Jan Puydt Fs Clays Puyt en Petra, was in februari 1645 in Woumen gehuwd met Francisca (de) Perre/u, Fa. Adam de Perru en Aegida. Ze was wellicht zijn tweede echtgenote, want er zijn nog enkele oudere kinderen bekend. Hij was net als zijn broer Clays de Puyt in 1645 ook in Woumen present met roer ende capper bij de Wapenschouwing der Weerbare Mannen. Het paar kreeg drie kinderen in Woumen tussen 1646 en 1652. Daarna is er geen verder spoor van Francisca de Perre. Joannes Depuyt zelf overleed in Woumen in 1657. Van vier van de vijf kinderen is afstamming bekend in Klerken.
De mogelijk oudste zoon uit het eerdere huwelijk van Jan Puydt was Judocus de Puydt. Hij huwde in 1661 in Klerken met Petronella Lobegeins, die volgens de huwelijksregistratie van een van de kinderen uit Wallonië afkomstig was. In de volgende 15 jaar werden zeven kinderen geboren.
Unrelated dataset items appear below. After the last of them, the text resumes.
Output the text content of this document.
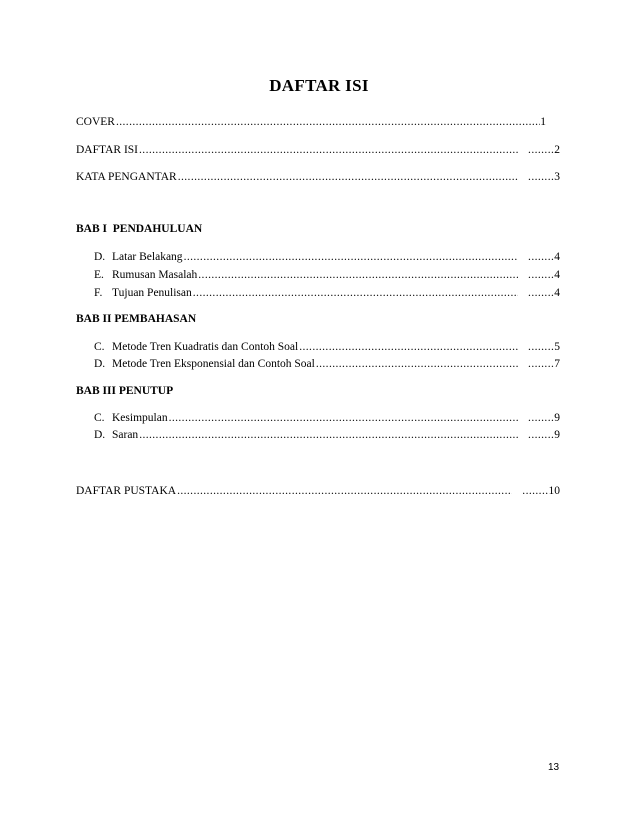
DAFTAR ISI
COVER .....	1
DAFTAR ISI ..... ........	2
KATA PENGANTAR ..... ........	3
BAB I  PENDAHULUAN
D. Latar Belakang ..... ........	4
E. Rumusan Masalah ..... ........	4
F. Tujuan Penulisan ..... ........	4
BAB II PEMBAHASAN
C. Metode Tren Kuadratis dan Contoh Soal ..... ........	5
D. Metode Tren Eksponensial dan Contoh Soal ..... ........	7
BAB III PENUTUP
C. Kesimpulan ..... ........	9
D. Saran ..... ........	9
DAFTAR PUSTAKA ..... ........	10
13
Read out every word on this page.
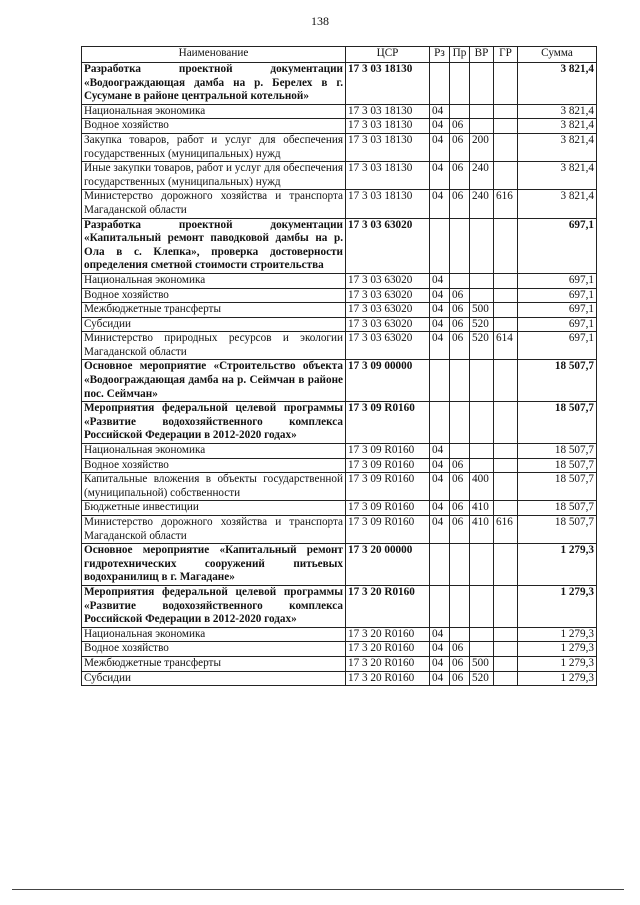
138
Наименование	ЦСР	Рз	Пр	ВР	ГР	Сумма
Разработка проектной документации «Водоограждающая дамба на р. Берелех в г. Сусумане в районе центральной котельной»	17 3 03 18130					3 821,4
Национальная экономика	17 3 03 18130	04				3 821,4
Водное хозяйство	17 3 03 18130	04	06			3 821,4
Закупка товаров, работ и услуг для обеспечения государственных (муниципальных) нужд	17 3 03 18130	04	06	200		3 821,4
Иные закупки товаров, работ и услуг для обеспечения государственных (муниципальных) нужд	17 3 03 18130	04	06	240		3 821,4
Министерство дорожного хозяйства и транспорта Магаданской области	17 3 03 18130	04	06	240	616	3 821,4
Разработка проектной документации «Капитальный ремонт паводковой дамбы на р. Ола в с. Клепка», проверка достоверности определения сметной стоимости строительства	17 3 03 63020					697,1
Национальная экономика	17 3 03 63020	04				697,1
Водное хозяйство	17 3 03 63020	04	06			697,1
Межбюджетные трансферты	17 3 03 63020	04	06	500		697,1
Субсидии	17 3 03 63020	04	06	520		697,1
Министерство природных ресурсов и экологии Магаданской области	17 3 03 63020	04	06	520	614	697,1
Основное мероприятие «Строительство объекта «Водоограждающая дамба на р. Сеймчан в районе пос. Сеймчан»	17 3 09 00000					18 507,7
Мероприятия федеральной целевой программы «Развитие водохозяйственного комплекса Российской Федерации в 2012-2020 годах»	17 3 09 R0160					18 507,7
Национальная экономика	17 3 09 R0160	04				18 507,7
Водное хозяйство	17 3 09 R0160	04	06			18 507,7
Капитальные вложения в объекты государственной (муниципальной) собственности	17 3 09 R0160	04	06	400		18 507,7
Бюджетные инвестиции	17 3 09 R0160	04	06	410		18 507,7
Министерство дорожного хозяйства и транспорта Магаданской области	17 3 09 R0160	04	06	410	616	18 507,7
Основное мероприятие «Капитальный ремонт гидротехнических сооружений питьевых водохранилищ в г. Магадане»	17 3 20 00000					1 279,3
Мероприятия федеральной целевой программы «Развитие водохозяйственного комплекса Российской Федерации в 2012-2020 годах»	17 3 20 R0160					1 279,3
Национальная экономика	17 3 20 R0160	04				1 279,3
Водное хозяйство	17 3 20 R0160	04	06			1 279,3
Межбюджетные трансферты	17 3 20 R0160	04	06	500		1 279,3
Субсидии	17 3 20 R0160	04	06	520		1 279,3
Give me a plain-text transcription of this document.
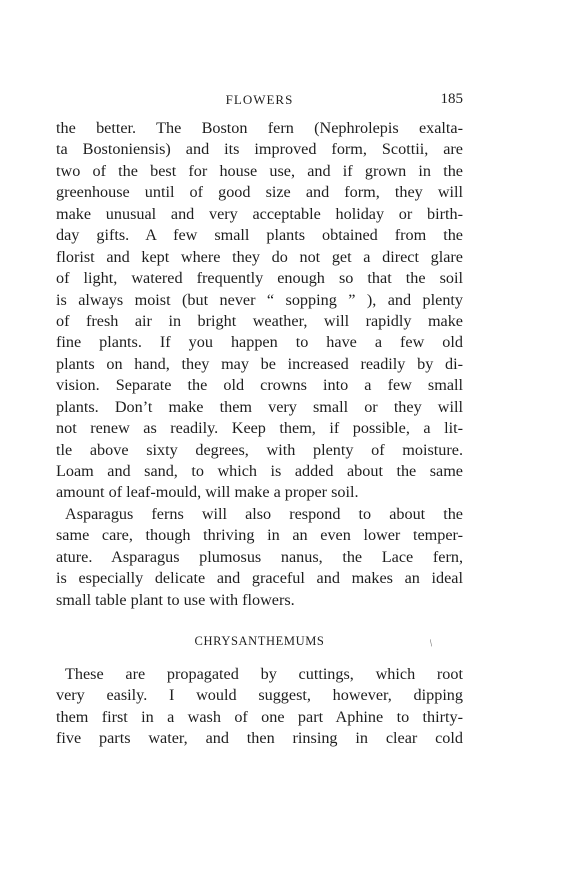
FLOWERS	185
the better. The Boston fern (Nephrolepis exalta-
ta Bostoniensis) and its improved form, Scottii, are
two of the best for house use, and if grown in the
greenhouse until of good size and form, they will
make unusual and very acceptable holiday or birth-
day gifts. A few small plants obtained from the
florist and kept where they do not get a direct glare
of light, watered frequently enough so that the soil
is always moist (but never “ sopping ” ), and plenty
of fresh air in bright weather, will rapidly make
fine plants. If you happen to have a few old
plants on hand, they may be increased readily by di-
vision. Separate the old crowns into a few small
plants. Don’t make them very small or they will
not renew as readily. Keep them, if possible, a lit-
tle above sixty degrees, with plenty of moisture.
Loam and sand, to which is added about the same
amount of leaf-mould, will make a proper soil.
Asparagus ferns will also respond to about the
same care, though thriving in an even lower temper-
ature. Asparagus plumosus nanus, the Lace fern,
is especially delicate and graceful and makes an ideal
small table plant to use with flowers.
CHRYSANTHEMUMS	/
These are propagated by cuttings, which root
very easily. I would suggest, however, dipping
them first in a wash of one part Aphine to thirty-
five parts water, and then rinsing in clear cold
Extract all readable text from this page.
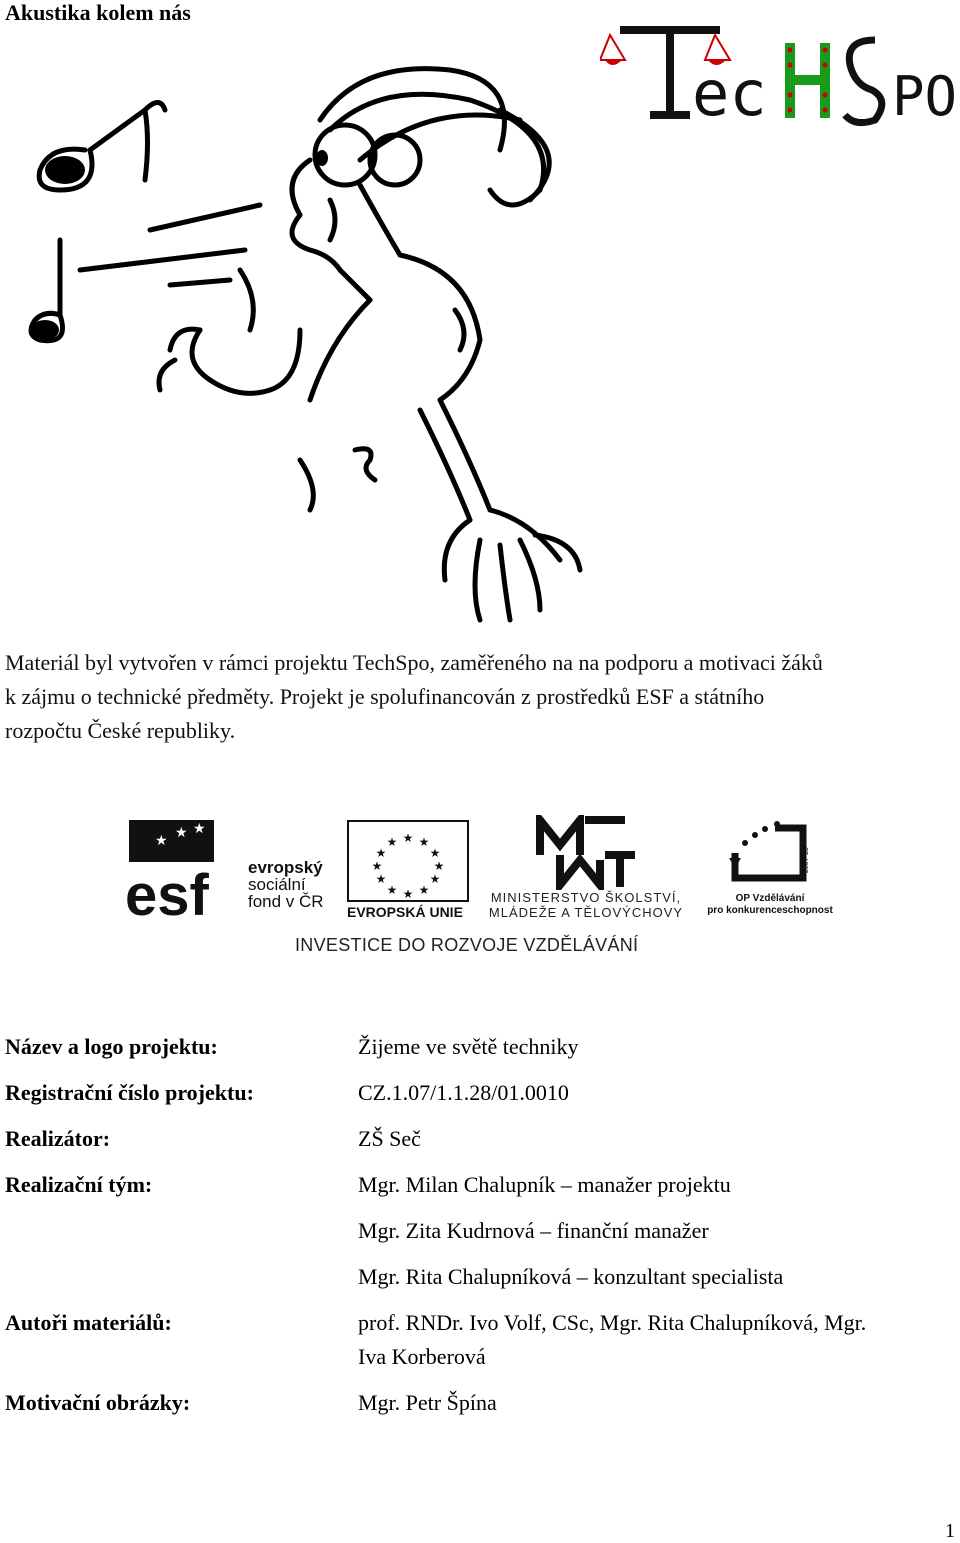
Akustika kolem nás
ec PO
Materiál byl vytvořen v rámci projektu TechSpo, zaměřeného na na podporu a motivaci žáků
k zájmu o technické předměty. Projekt je spolufinancován z prostředků ESF a státního
rozpočtu České republiky.
★ ★ ★
esf evropský
sociální
fond v ČR
★ ★
★
★
★
★
★
★
★
★
★
★
EVROPSKÁ UNIE
MINISTERSTVO ŠKOLSTVÍ,
MLÁDEŽE A TĚLOVÝCHOVY
2007-13
OP Vzdělávání
pro konkurenceschopnost
INVESTICE DO ROZVOJE VZDĚLÁVÁNÍ
Název a logo projektu:	Žijeme ve světě techniky
Registrační číslo projektu:	CZ.1.07/1.1.28/01.0010
Realizátor:	ZŠ Seč
Realizační tým:	Mgr. Milan Chalupník – manažer projektu
Mgr. Zita Kudrnová – finanční manažer
Mgr. Rita Chalupníková – konzultant specialista
Autoři materiálů:	prof. RNDr. Ivo Volf, CSc, Mgr. Rita Chalupníková, Mgr.
Iva Korberová
Motivační obrázky:	Mgr. Petr Špína
1
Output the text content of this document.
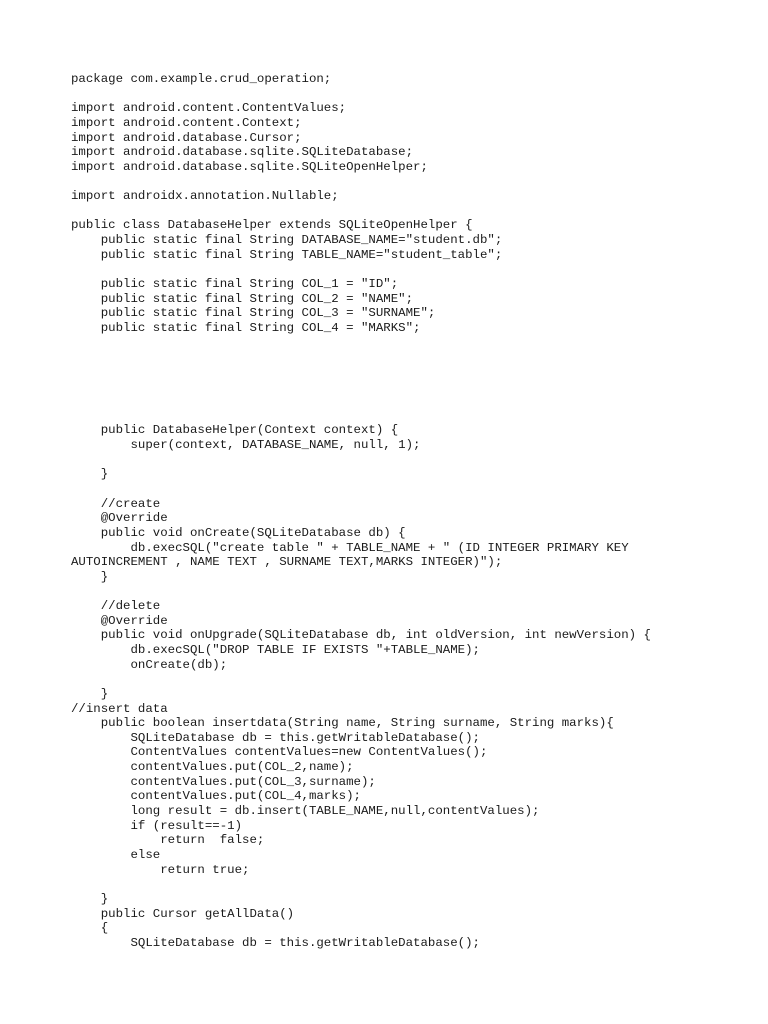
package com.example.crud_operation;
import android.content.ContentValues;
import android.content.Context;
import android.database.Cursor;
import android.database.sqlite.SQLiteDatabase;
import android.database.sqlite.SQLiteOpenHelper;
import androidx.annotation.Nullable;
public class DatabaseHelper extends SQLiteOpenHelper {
public static final String DATABASE_NAME="student.db";
public static final String TABLE_NAME="student_table";
public static final String COL_1 = "ID";
public static final String COL_2 = "NAME";
public static final String COL_3 = "SURNAME";
public static final String COL_4 = "MARKS";
public DatabaseHelper(Context context) {
super(context, DATABASE_NAME, null, 1);
}
//create
@Override
public void onCreate(SQLiteDatabase db) {
db.execSQL("create table " + TABLE_NAME + " (ID INTEGER PRIMARY KEY
AUTOINCREMENT , NAME TEXT , SURNAME TEXT,MARKS INTEGER)");
}
//delete
@Override
public void onUpgrade(SQLiteDatabase db, int oldVersion, int newVersion) {
db.execSQL("DROP TABLE IF EXISTS "+TABLE_NAME);
onCreate(db);
}
//insert data
public boolean insertdata(String name, String surname, String marks){
SQLiteDatabase db = this.getWritableDatabase();
ContentValues contentValues=new ContentValues();
contentValues.put(COL_2,name);
contentValues.put(COL_3,surname);
contentValues.put(COL_4,marks);
long result = db.insert(TABLE_NAME,null,contentValues);
if (result==-1)
return  false;
else
return true;
}
public Cursor getAllData()
{
SQLiteDatabase db = this.getWritableDatabase();
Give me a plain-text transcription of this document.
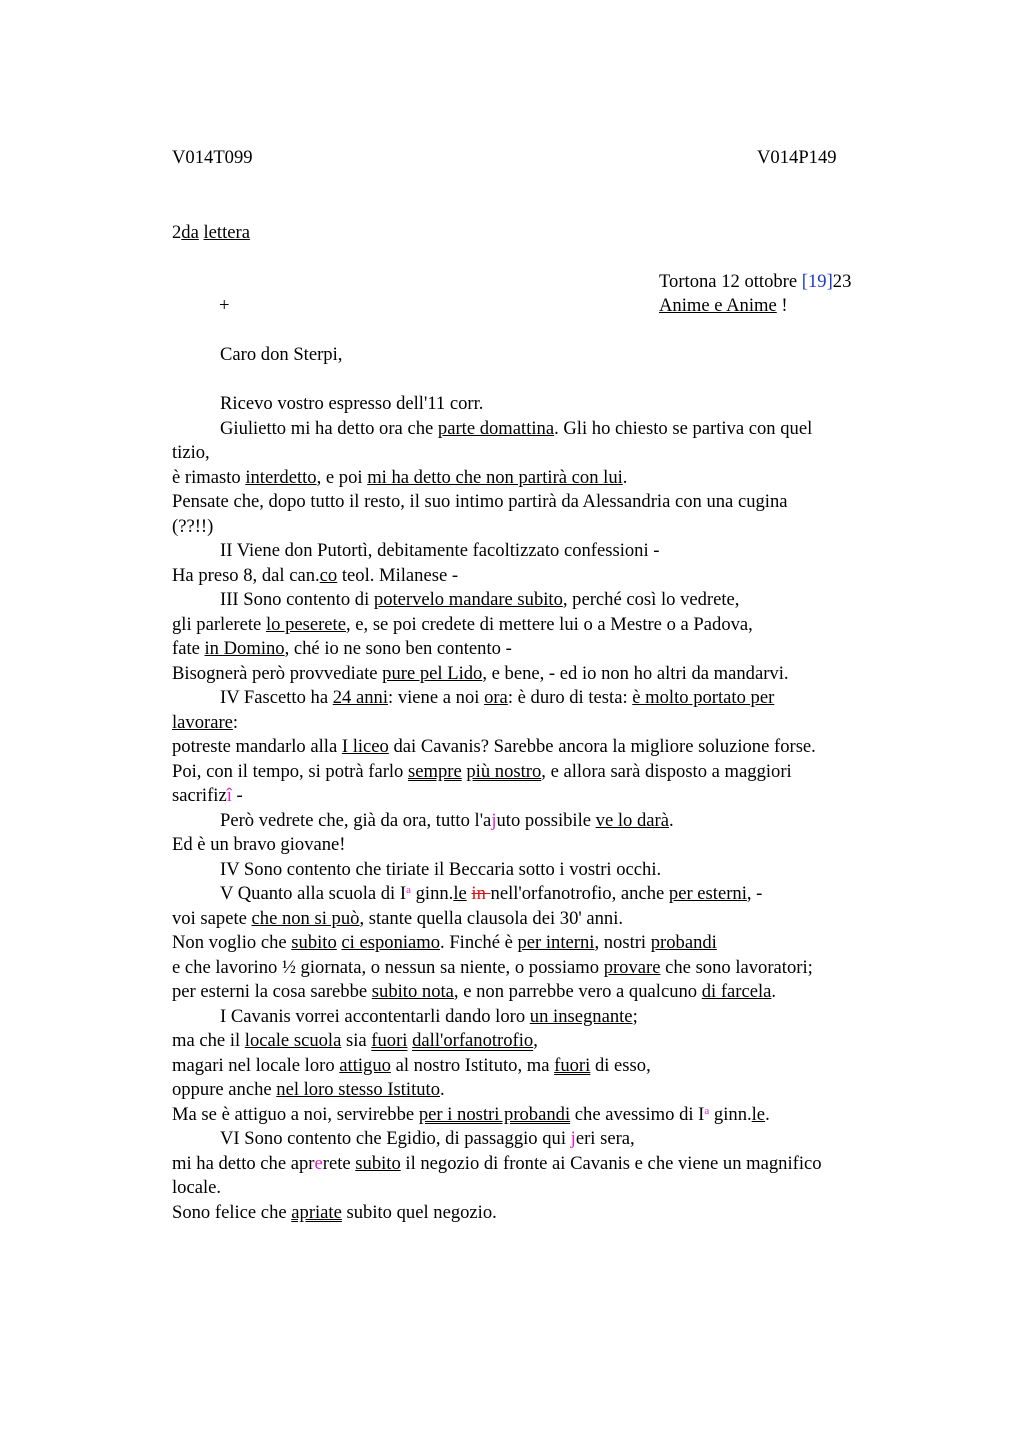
V014T099	V014P149
2da lettera
Tortona 12 ottobre [19]23
Anime e Anime !
+
Caro don Sterpi,
Ricevo vostro espresso dell'11 corr.
Giulietto mi ha detto ora che parte domattina. Gli ho chiesto se partiva con quel
tizio,
è rimasto interdetto, e poi mi ha detto che non partirà con lui.
Pensate che, dopo tutto il resto, il suo intimo partirà da Alessandria con una cugina
(??!!)
II Viene don Putortì, debitamente facoltizzato confessioni -
Ha preso 8, dal can.co teol. Milanese -
III Sono contento di potervelo mandare subito, perché così lo vedrete,
gli parlerete lo peserete, e, se poi credete di mettere lui o a Mestre o a Padova,
fate in Domino, ché io ne sono ben contento -
Bisognerà però provvediate pure pel Lido, e bene, - ed io non ho altri da mandarvi.
IV Fascetto ha 24 anni: viene a noi ora: è duro di testa: è molto portato per
lavorare:
potreste mandarlo alla I liceo dai Cavanis? Sarebbe ancora la migliore soluzione forse.
Poi, con il tempo, si potrà farlo sempre più nostro, e allora sarà disposto a maggiori
sacrifizî -
Però vedrete che, già da ora, tutto l'ajuto possibile ve lo darà.
Ed è un bravo giovane!
IV Sono contento che tiriate il Beccaria sotto i vostri occhi.
V Quanto alla scuola di $I^a$ ginn.le in nell'orfanotrofio, anche per esterni, -
voi sapete che non si può, stante quella clausola dei 30' anni.
Non voglio che subito ci esponiamo. Finché è per interni, nostri probandi
e che lavorino ½ giornata, o nessun sa niente, o possiamo provare che sono lavoratori;
per esterni la cosa sarebbe subito nota, e non parrebbe vero a qualcuno di farcela.
I Cavanis vorrei accontentarli dando loro un insegnante;
ma che il locale scuola sia fuori dall'orfanotrofio,
magari nel locale loro attiguo al nostro Istituto, ma fuori di esso,
oppure anche nel loro stesso Istituto.
Ma se è attiguo a noi, servirebbe per i nostri probandi che avessimo di $I^a$ ginn.le.
VI Sono contento che Egidio, di passaggio qui jeri sera,
mi ha detto che aprerete subito il negozio di fronte ai Cavanis e che viene un magnifico
locale.
Sono felice che apriate subito quel negozio.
In het moeilijke jaar 1681 overleed Judocus Depuydt, en Petronella Lobegeins huwde in 1684 met Jacobus Romein/Lowys zoon van Romanus Lowys en Martina Decroo.[1] In 1686 woonde de weduwe Joos Depuydt, wellicht samen met haar tweede echtgenoot Jacobus Lowys/Romein en nog wat van de ongehuwde kinderen op perceel N°958 op grond van de Dis van Klerken.
Dit perceel van ongeveer 4000 m² was slechts voor 3/4de belast, dus wellicht van mindere kwaliteit. Het perceel N°958 lag in de buurt van het Mosselstraetien en de Bouckhoutstraete. Dit is vandaag waarschijnlijk te vinden in de vierhoek begrensd door de Mosselstraat aan de noordzijde, de Klerkenstraat ten westen, de Kleine Veldstraat aan de zuidkant, en de Beukhoutsraat ten oosten; dus aan de noordzijde van het huidige centrum van Houthulst.



Van de zeven kinderen zijn er twee gehuwd: Judocus Puyt huwde in 1696 met Judoca Roose, een dochter van Jan Roose en Mayken de Vos uit Zarren. Ze gingen in Zarren wonen. Er waren zeker twee kinderen waarvan een overleed als tiener, maar er is tot zover geen verdere afstamming geïdentificeerd. De jongste zoon, Cornelius Depuyt huwde in 1698 met Veronica de Bruyne, een dochter van Joannes de Bruyne, de jonge, en kleindochter van mijn stam-grootvader Jan de Brune, de oude, jubilaris. Dit paar kreeg in Klerken zeven kinderen waarvan twee met bekende afstamming.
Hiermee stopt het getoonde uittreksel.